Watching from high above the coming and going ferries and their loads resembled an automated model, efficient, organised and well planned. An illusion shattered when three cross-channel arrivals disembarked simultaneously of course with the inevitable ensuing chaos. We weren’t here to observe and comment on mass transit systems though. Far from it. In a strange twist of circumstances that I could never have foreseen even this time last year, we were here looking for a butterfly. The Adonis Blue to be exact, a speciality species of the chalk rich soils along this stretch of coast and one that I found myself dearly wanting to see. How times change. Our coming fortunes were distinctly unclear as we set off with a strong onshore breeze challenging both hats and butterflies. Find a sheltered spot though and they were soon present in abundance, butterflies that is not hats, including a superb Wall Brown which escaped my camera and several Small and Large White’s.
Bird numbers were also looking good with a slight passage of Manx Shearwaters far off in the channel plus a couple of nearer Fulmars and Gannets. If we’d been here the day before when wind speeds were far greater then pickings could have been even better judging by the reports I’d been reading that morning. Not to worry as Manxies are never to be sniffed at and represented a new life tick for at least one of our group. As on Saturday a Green Woodpecker chose to torment us from various distant vantage points but our most pleasing find were the Yellowhammers. Several individuals were present along our route including a stunningly vibrant male which positively shone despite being a couple of hundred meters away. We did manage a much closer encounter however thanks to a pair of birds which were nesting in a bush right next to the footpath. In an area popular with tourists they must find themselves being continually disturbed but seemed to be making it work and in doing so offered a fantastic opportunity to show how closely wildlife and man can live side by side.
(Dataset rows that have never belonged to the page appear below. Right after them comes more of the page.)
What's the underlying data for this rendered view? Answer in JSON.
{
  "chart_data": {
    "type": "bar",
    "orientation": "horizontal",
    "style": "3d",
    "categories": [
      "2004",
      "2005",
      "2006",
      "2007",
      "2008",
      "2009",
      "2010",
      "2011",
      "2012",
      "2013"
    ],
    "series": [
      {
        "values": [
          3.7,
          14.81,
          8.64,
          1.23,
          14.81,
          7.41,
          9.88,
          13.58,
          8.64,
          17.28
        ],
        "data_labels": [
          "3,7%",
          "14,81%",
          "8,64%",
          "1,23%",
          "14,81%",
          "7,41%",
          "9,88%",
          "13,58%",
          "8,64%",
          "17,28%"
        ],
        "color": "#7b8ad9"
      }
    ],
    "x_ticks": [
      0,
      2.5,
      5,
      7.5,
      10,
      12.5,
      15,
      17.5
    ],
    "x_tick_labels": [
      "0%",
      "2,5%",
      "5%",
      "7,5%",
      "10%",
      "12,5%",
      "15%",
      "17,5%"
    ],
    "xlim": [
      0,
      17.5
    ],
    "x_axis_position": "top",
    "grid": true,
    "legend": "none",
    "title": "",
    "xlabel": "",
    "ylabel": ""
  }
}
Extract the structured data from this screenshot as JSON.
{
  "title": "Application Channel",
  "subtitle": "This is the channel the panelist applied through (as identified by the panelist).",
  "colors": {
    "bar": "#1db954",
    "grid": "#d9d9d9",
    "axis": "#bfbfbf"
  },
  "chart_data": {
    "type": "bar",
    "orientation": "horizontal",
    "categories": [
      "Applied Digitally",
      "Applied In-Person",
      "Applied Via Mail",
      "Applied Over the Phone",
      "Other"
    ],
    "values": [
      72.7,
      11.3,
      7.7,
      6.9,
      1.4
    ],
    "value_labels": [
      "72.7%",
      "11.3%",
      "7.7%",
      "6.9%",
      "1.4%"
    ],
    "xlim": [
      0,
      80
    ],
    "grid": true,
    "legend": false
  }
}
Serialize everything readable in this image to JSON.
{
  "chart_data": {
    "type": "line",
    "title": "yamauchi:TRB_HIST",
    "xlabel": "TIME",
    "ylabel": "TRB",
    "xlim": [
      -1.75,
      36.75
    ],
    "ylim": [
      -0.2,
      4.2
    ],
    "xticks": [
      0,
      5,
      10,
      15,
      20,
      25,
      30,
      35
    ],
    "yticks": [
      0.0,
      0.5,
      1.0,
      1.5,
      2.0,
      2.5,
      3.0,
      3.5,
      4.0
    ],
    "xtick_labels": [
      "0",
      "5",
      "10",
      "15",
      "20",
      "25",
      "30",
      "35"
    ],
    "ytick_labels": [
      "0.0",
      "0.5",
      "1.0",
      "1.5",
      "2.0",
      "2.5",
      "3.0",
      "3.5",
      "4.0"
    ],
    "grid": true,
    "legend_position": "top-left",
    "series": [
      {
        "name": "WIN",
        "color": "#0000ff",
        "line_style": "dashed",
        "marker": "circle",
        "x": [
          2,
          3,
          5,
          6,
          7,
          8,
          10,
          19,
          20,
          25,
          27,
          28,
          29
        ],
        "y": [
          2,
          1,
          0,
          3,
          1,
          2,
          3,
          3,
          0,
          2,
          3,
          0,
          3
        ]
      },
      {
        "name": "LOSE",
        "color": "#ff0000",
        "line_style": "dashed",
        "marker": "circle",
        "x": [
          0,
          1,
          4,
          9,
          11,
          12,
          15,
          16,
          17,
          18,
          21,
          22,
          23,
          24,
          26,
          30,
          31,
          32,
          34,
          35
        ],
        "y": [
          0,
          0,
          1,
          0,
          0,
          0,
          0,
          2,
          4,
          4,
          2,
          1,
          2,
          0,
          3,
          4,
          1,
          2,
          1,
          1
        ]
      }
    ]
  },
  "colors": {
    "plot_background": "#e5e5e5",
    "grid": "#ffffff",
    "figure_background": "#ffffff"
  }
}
All very well I hear you shout, but what of the butterflies? Well let me tell you. As conditions improved we found ourselves facing an ever burgeoning number of Blues on the wing, most Common Blue but in amongst them double digit numbers of Chalk-hill Blue as well. This was a triumph in itself as the latter was a brand new species to both Emma and I and we liked it immediately. Easy to identify, attractive and willing to pose for a photograph or two, exactly what you want from a butterfly. Those Adonis Blue’s on the other hand were proving far more elusive. We had seen none by the time we made it to our final opportunity of the day, a conservation meadow just beyond South Foreland lighthouse. There Blue numbers reached epic proportions and I adopted the approach of photographing every one seen to try and pick out an Adonis once back at home. The results? Far from conclusive I’m afraid with my hopes pinned on a possible female that may or may not have just enough blue beneath its orange and black markings to pick it out from Chalk-hill Blue. Answers on a postcard please.
Whatever the outcome we had a great time hunting and probably confused a few passing walkers who must have wondered what on earth we were up to. For me though prize find has to be the Wasp Spider we discovered, another new species to us all. These are apparently a recent arrival from mainland Europe and have slowly been spreading across the South of England. The reason for their naming should be obvious and with a size roughly similar to a two pence piece they are certainly hard to miss.
So we may not have clinched a definitive Adonis Blue but the day’s other finds and our stunning surroundings were more than adequate compensation. Round two for next summer is already pencilled into my calendar.